Now I sleep in peace. I have realized that its okay to disagree. I have nothing against people who have found that perfect balance and never have any bone of contention with their children. I am not there yet and I do work hard on it everyday,but I have also realized that working on it doesn’t mean giving into things that are not good for her.

We don’t let it get vicious or hurtful but we have come to realize that I can never be the TV projected ever smiling mom nor will my daughter be the picture perfect daughter. We voice our opinions and discuss all things under the sun, but  we also agreed to disagree.

Confessions of a Mom of Two

I am a mom of two. Anyone expecting a mushy, joyous Johnson baby advertisement kinds of anecdotes or stories, should quit reading right away.  Don’t say I didn’t warn you.

So, I am a mother of two and am on a continuous guilt trip! Not joking, and the fact that it feels like a roller coaster ride doesn’t help! Who do you tell? How the hell do super mom’s or the many “We have it all together” Mom’s manage it is beyond me. One thing is for sure, my respect towards my mother has grown manifolds since I became a Mom,especially the second time.

frustrated mom

My day is roughly like this – during the morning school rush, if I get pushy with my kid number 1 to get things done quickly, I am scorned upon and at times blasted with ” You never understand what I want” or “You never do this to kid 2,”  and this from a kid who has barely entered Primary school.

As kid 1 goes to school making grumpy faces, I start my guilt trip which usually result in concluding that probably I am not doing enough for kid 1. Just as I get into a defensive mode and try pep talks about how I shouldn’t be so hard on myself, kid 2 waltz in and promptly falls or does something similar. I kick myself for letting it happen and though the kid no.2 can hardly talk, his teary eyes with a cute smile are enough to send me on a guilt trip. I mean when a kid looks at you as if you are ‘the most perfect’ thing it has ever seen, how do you not feel guilty! And the saga continues from dawn to dusk.

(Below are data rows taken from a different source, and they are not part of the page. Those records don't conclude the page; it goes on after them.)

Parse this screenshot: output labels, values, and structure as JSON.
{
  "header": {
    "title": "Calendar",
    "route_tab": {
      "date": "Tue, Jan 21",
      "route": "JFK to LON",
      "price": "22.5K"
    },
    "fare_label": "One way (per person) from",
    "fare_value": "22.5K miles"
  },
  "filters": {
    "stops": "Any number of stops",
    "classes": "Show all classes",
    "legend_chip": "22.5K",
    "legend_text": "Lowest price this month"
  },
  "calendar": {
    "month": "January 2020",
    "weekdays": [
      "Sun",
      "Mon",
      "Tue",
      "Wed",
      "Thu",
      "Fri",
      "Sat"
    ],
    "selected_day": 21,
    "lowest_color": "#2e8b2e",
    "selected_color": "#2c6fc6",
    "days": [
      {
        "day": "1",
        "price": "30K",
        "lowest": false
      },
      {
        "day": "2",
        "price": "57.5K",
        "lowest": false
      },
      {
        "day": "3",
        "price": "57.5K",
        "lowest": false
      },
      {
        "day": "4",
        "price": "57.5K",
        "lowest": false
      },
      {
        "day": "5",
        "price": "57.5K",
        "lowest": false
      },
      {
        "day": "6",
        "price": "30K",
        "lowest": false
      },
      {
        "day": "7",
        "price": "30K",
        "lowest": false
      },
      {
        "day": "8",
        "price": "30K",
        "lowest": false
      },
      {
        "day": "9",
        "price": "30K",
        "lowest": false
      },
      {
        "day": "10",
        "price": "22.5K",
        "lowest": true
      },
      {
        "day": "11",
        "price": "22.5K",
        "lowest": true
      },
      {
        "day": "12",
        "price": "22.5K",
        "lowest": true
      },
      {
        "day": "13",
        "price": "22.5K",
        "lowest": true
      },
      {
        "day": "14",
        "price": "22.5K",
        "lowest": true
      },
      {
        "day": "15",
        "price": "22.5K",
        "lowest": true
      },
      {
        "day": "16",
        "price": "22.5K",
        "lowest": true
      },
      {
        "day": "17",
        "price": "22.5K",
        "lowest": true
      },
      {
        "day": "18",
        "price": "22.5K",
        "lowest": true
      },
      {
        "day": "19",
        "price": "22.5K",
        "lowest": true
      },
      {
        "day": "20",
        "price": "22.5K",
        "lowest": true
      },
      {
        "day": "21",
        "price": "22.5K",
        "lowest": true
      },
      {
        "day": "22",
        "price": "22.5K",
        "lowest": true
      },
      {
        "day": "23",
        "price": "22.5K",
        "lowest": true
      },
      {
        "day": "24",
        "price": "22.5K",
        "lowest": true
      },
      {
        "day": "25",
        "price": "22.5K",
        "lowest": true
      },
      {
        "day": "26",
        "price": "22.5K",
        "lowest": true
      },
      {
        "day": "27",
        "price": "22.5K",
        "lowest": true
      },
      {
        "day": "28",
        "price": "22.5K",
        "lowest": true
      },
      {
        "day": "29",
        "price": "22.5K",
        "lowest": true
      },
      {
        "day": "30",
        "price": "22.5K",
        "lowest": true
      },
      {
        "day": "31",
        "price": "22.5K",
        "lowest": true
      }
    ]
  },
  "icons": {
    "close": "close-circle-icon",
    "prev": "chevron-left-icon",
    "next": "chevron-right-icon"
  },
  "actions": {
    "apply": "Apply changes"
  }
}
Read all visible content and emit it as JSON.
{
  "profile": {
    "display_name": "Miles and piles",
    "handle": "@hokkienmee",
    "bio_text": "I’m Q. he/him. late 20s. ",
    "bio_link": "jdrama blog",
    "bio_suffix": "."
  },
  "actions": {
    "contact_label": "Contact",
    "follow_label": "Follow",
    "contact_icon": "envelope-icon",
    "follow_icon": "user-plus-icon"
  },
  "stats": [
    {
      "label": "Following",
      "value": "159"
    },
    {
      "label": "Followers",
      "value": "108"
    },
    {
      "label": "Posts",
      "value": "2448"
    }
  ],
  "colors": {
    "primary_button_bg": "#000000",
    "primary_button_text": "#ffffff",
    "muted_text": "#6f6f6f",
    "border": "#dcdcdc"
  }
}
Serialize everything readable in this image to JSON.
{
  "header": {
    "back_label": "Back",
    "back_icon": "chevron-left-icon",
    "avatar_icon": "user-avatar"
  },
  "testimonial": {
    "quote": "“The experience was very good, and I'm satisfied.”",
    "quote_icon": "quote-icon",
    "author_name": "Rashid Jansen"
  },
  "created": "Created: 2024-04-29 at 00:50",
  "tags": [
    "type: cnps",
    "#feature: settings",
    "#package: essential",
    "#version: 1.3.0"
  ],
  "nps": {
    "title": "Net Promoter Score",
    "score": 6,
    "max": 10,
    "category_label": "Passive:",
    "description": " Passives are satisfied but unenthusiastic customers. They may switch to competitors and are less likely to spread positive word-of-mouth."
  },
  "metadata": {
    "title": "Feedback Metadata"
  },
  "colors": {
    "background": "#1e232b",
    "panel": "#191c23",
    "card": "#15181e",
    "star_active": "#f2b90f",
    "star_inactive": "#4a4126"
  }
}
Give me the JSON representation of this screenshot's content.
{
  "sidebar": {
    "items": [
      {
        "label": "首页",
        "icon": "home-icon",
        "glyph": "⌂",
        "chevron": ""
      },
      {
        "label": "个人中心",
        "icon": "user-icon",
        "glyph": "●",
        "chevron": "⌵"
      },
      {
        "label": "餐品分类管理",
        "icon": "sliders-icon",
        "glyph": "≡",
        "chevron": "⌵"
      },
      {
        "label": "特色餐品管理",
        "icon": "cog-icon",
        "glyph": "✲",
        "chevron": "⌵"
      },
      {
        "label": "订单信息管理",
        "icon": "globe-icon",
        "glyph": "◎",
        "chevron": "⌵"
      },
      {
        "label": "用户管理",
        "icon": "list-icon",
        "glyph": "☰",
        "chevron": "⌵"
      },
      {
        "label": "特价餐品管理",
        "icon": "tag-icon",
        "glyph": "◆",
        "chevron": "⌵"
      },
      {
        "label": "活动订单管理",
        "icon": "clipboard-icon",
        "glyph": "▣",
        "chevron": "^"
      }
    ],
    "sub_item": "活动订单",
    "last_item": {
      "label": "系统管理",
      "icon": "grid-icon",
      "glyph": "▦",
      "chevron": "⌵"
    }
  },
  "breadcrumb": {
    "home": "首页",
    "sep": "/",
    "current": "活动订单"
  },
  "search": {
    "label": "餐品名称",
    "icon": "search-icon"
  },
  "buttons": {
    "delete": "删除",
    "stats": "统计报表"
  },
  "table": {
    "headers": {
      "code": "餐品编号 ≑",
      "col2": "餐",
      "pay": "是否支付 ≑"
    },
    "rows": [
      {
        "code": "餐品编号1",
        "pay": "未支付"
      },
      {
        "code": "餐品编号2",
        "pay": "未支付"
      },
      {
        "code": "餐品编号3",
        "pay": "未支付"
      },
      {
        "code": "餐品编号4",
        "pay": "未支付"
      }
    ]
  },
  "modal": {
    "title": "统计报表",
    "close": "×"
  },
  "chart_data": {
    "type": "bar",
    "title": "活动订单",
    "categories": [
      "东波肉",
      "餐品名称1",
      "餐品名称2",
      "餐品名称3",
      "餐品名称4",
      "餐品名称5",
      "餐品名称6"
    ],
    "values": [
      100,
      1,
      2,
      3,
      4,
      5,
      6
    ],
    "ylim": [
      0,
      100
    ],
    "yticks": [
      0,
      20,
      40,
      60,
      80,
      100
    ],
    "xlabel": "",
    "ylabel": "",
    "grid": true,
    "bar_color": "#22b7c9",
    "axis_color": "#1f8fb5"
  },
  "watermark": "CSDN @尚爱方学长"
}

Over the years, I have understood two things – the first borns are usually more pampered. You care more for them since they are born, they are used to constant attention, however, it is also true that they are the most experimented species. As first-time parents, there are many things you are not aware of. At times you try anything and everything that people around you suggest and then there are times when you prefer to ignore the good old tips from granny and act all knowing (after Googling stuff!) Either way, it’s the kid that get’s affected.

With kid no2, you start off with an assumption that you are a pro and now you know everything, however, what we tend to forget is all kids are different and the situations we faced during the first time might not repeat themselves. Also the fact that your enthusiasm and energy are at an all-time low, the second born misses out on a few stuff. Like recording things- for first kid you have the recordings of things like first poop, first yawn, etc. however for the second kid, even milestones, like walking and talking might not get recorded. It’s not intentional, you are trying to manage the house, office, kid 1 schooling etc, and you somehow miss out. But it happens! Same goes for 1st-year birthday parties- usually, firstborns get a big fancy birthday party complete with special cake, games, treats etc. It doesn’t matter if the kid does not understand anything or the fact that in most pics the kid looks like he/she is on the verge of crying.  The second kid should be happy if he gets anything close to a decent birthday party.

Over the years, these small things add up and make you feel extremely guilty when you look at either kid and these thoughts are heightened when you meet some super moms. I know it and I do feel that way. But a wise old lady told me once ” These things don’t matter in the long run. You can fight, you can cry and be angry, but at the end, if your kids come up to you and share their joys and their sorrows and you see love for you in their eyes, you have done a good job! So all mommies out there, take a bow and never ever feel low. You are doing an extremely good job and let nobody tell you otherwise – even your own self!